In recent months, four new Sackler Scholars have joined labs at the University of Washington.
Aida Llauró Portell. Dr. Llauró earned a bachelor’s degree in physics at the University of Barcelona and a doctorate in biophysics at the University Autonomous of Madrid. Aida works in the laboratories of Charles Asbury, Ph.D., professor of physiology and biophysics, and Trisha Davis, Ph.D., professor and chair of biochemistry where she is using single molecule techniques to study the mitotic spindle.

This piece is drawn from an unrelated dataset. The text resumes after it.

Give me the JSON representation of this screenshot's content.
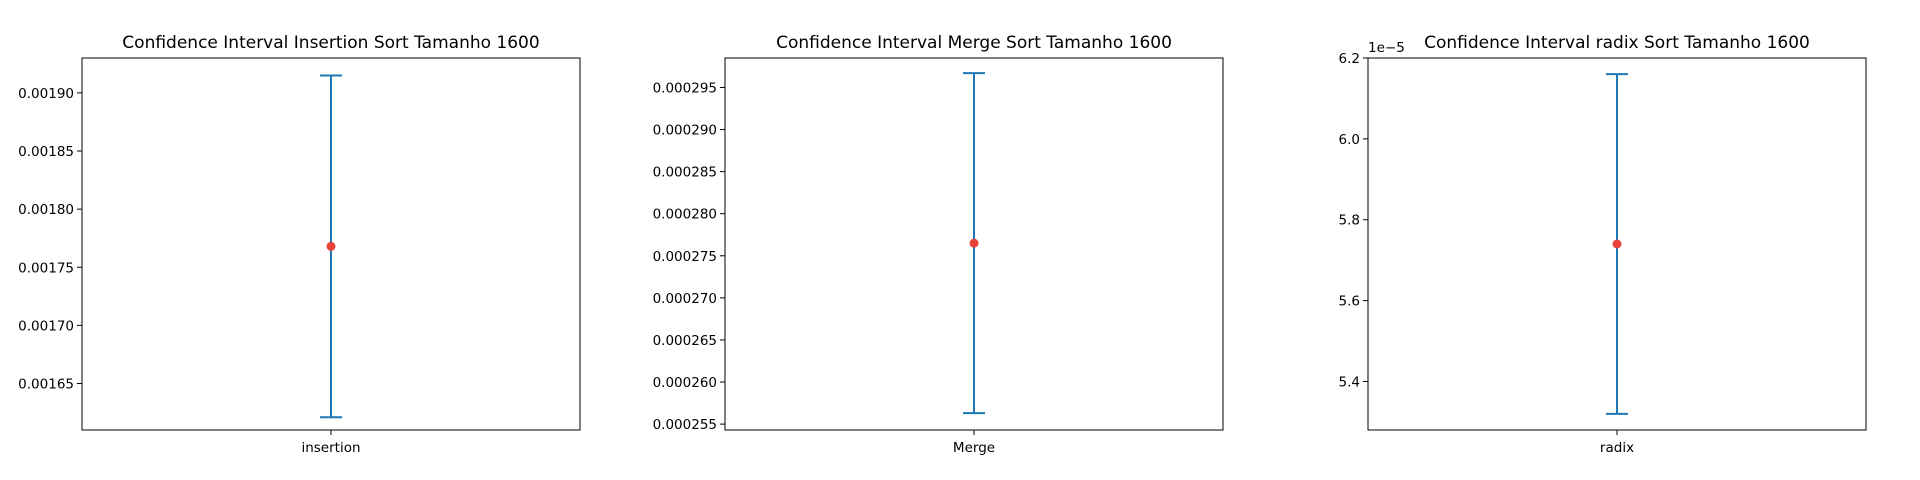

Merav Stern. Dr. Stern completed her B.Sc. and M.Sc. in theoretical physics at Hebrew University of Jerusalem. She earned her Ph.D. from Hebrew University’s Interdisciplinary Center for Neural Computation while collaborating with Columbia University’s Center for Theoretical Neuroscience. Dr. Stern is working with Eric Shea-Brown, Ph.D., professor of applied mathematics and affiliate investigator with the Allen Institute for Brain Science, and Shawn Olsen, Ph.D., an assistant investigator with the Allen Institute for Brain Science and an affiliate professor of physiology and biophysics. Dr. Stern is striving for a deeper understanding of how our brains process information.
Floris van Breugel. As an undergraduate at Cornell University, Dr. van Breugel studied biological engineering and designed the first passively stable hovering flapping machine under Hod Lipson, Ph.D., professor of mechanical and aerospace engineering and computing and information science. Dr. van Breugel earned his Ph.D. at Caltech, where he worked with Michael Dickinson, Ph.D., to study visual and olfactory search behavior in fruit flies. He joined the labs of Jeff Riffell, associate professor of biology, and Nathan Kutz, professor of applied mathematics, electrical engineering, and physics, to apply modern machine learning tools to understand the search strategies used by different insect species,
Vicky Chen-Ching Yuan. Dr. Yuan earned two master’s degrees, one in cell and molecular biology at the Illinois Institute of Technology and another in biotechnology at the National Chiao Tung University in Taiwan, before pursuing her doctorate at the University of Miami. She works with Michael Regnier, Ph.D., professor of bioengineering and physiology and biophysics, and Tom Daniel, Ph.D., professor of biology. Her project aims to understand muscle force and strain distribution patterns using time-resolving small-angle X-ray diffraction.